Khalid Aboujasoum was a first-year engineering student at University of Ottawa, away from his mother’s home cooking, when he first thought of inventing a cooking robot.

“I struggled, being away from home. I never liked frozen food,” he says, over three years later as he anticipates the release date of his device. Put simply, it’s a ‘smart’ slow cooker operates according to pre-programmed recipes. It comes with a library of recipes for such dishes as coconut vegetable curry and beet risotto. Now accepting pre-orders, Oliver is scheduled to ship to buyers in June 2021.

Operated through an app, Oliver promises to guide the human through prepwork and instruct on ingredient placement via jars that click in place on the top. Apparently, it’s smart enough to know when to add the elements, adjust heat, and stir. “Then you can walk away, do something else, and you always get the same results,” says Khalid.

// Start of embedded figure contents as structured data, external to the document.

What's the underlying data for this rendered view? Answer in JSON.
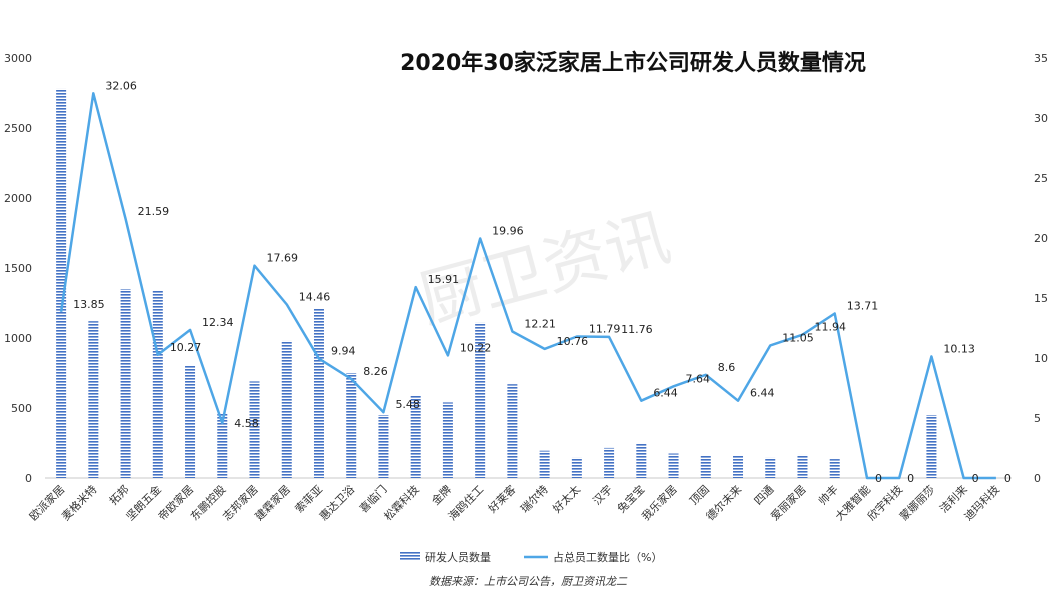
{
  "chart_data": {
    "type": "bar",
    "title": "2020年30家泛家居上市公司研发人员数量情况",
    "categories": [
      "欧派家居",
      "麦格米特",
      "拓邦",
      "坚朗五金",
      "帝欧家居",
      "东鹏控股",
      "志邦家居",
      "建霖家居",
      "索菲亚",
      "惠达卫浴",
      "喜临门",
      "松霖科技",
      "金牌",
      "海鸥住工",
      "好莱客",
      "瑞尔特",
      "好太太",
      "汉宇",
      "兔宝宝",
      "我乐家居",
      "顶固",
      "德尔未来",
      "四通",
      "爱丽家居",
      "帅丰",
      "大雅智能",
      "欣宇科技",
      "蒙娜丽莎",
      "洁利来",
      "迪玛科技"
    ],
    "series": [
      {
        "name": "研发人员数量",
        "axis": "left",
        "type": "bar",
        "color": "#4472c4",
        "values": [
          2780,
          1120,
          1350,
          1340,
          800,
          460,
          690,
          980,
          1210,
          750,
          450,
          590,
          540,
          1110,
          670,
          195,
          145,
          215,
          245,
          175,
          160,
          160,
          145,
          165,
          135,
          0,
          0,
          450,
          0,
          0
        ]
      },
      {
        "name": "占总员工数量比（%）",
        "axis": "right",
        "type": "line",
        "color": "#4ea6e6",
        "values": [
          13.85,
          32.06,
          21.59,
          10.27,
          12.34,
          4.58,
          17.69,
          14.46,
          9.94,
          8.26,
          5.48,
          15.91,
          10.22,
          19.96,
          12.21,
          10.76,
          11.79,
          11.76,
          6.44,
          7.64,
          8.6,
          6.44,
          11.05,
          11.94,
          13.71,
          0,
          0,
          10.13,
          0,
          0
        ],
        "labels": [
          "13.85",
          "32.06",
          "21.59",
          "10.27",
          "12.34",
          "4.58",
          "17.69",
          "14.46",
          "9.94",
          "8.26",
          "5.48",
          "15.91",
          "10.22",
          "19.96",
          "12.21",
          "10.76",
          "11.79",
          "11.76",
          "6.44",
          "7.64",
          "8.6",
          "6.44",
          "11.05",
          "11.94",
          "13.71",
          "0",
          "0",
          "10.13",
          "0",
          "0"
        ]
      }
    ],
    "y_left": {
      "ylim": [
        0,
        3000
      ],
      "ticks": [
        "0",
        "500",
        "1000",
        "1500",
        "2000",
        "2500",
        "3000"
      ]
    },
    "y_right": {
      "ylim": [
        0,
        35
      ],
      "ticks": [
        "0",
        "5",
        "10",
        "15",
        "20",
        "25",
        "30",
        "35"
      ]
    },
    "grid": false,
    "legend_position": "bottom",
    "watermark": "厨卫资讯",
    "source": "数据来源：上市公司公告，厨卫资讯龙二"
  }
}
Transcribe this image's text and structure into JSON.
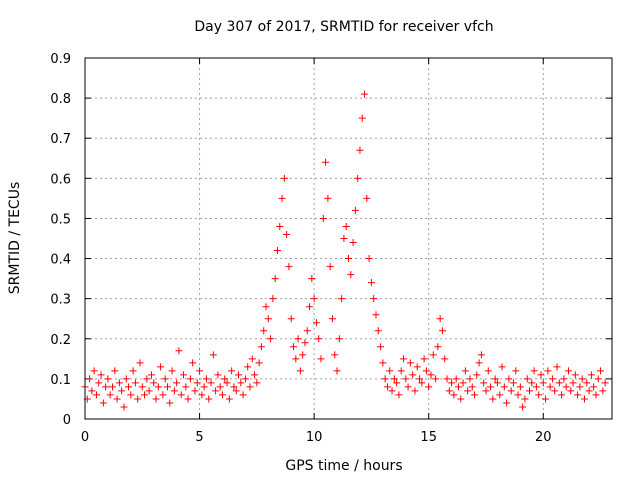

What’s more, Khalid has developed the app so that anyone with Oliver can program their own recipes into the system. The first time, in ‘recipe creation mode’, it takes a while, as you insert each step as a ‘job’ into the app. Once those jobs are perfected, he says, the workload is drastically reduced. The way he sees it there are two markets: those who consume (and will be happy to use supplied recipes as long as it tastes good), as well as professional cooks looking to create new recipes.

If it all works out as Khalid envisions, Oliver could also make for a fun way to share recipes. He’s both excited and reserved about this part. “Sharing has to be based around quality assurance. The smart phone empowers the user, but we still need to monitor, getting help from the community, to keep the quality up.”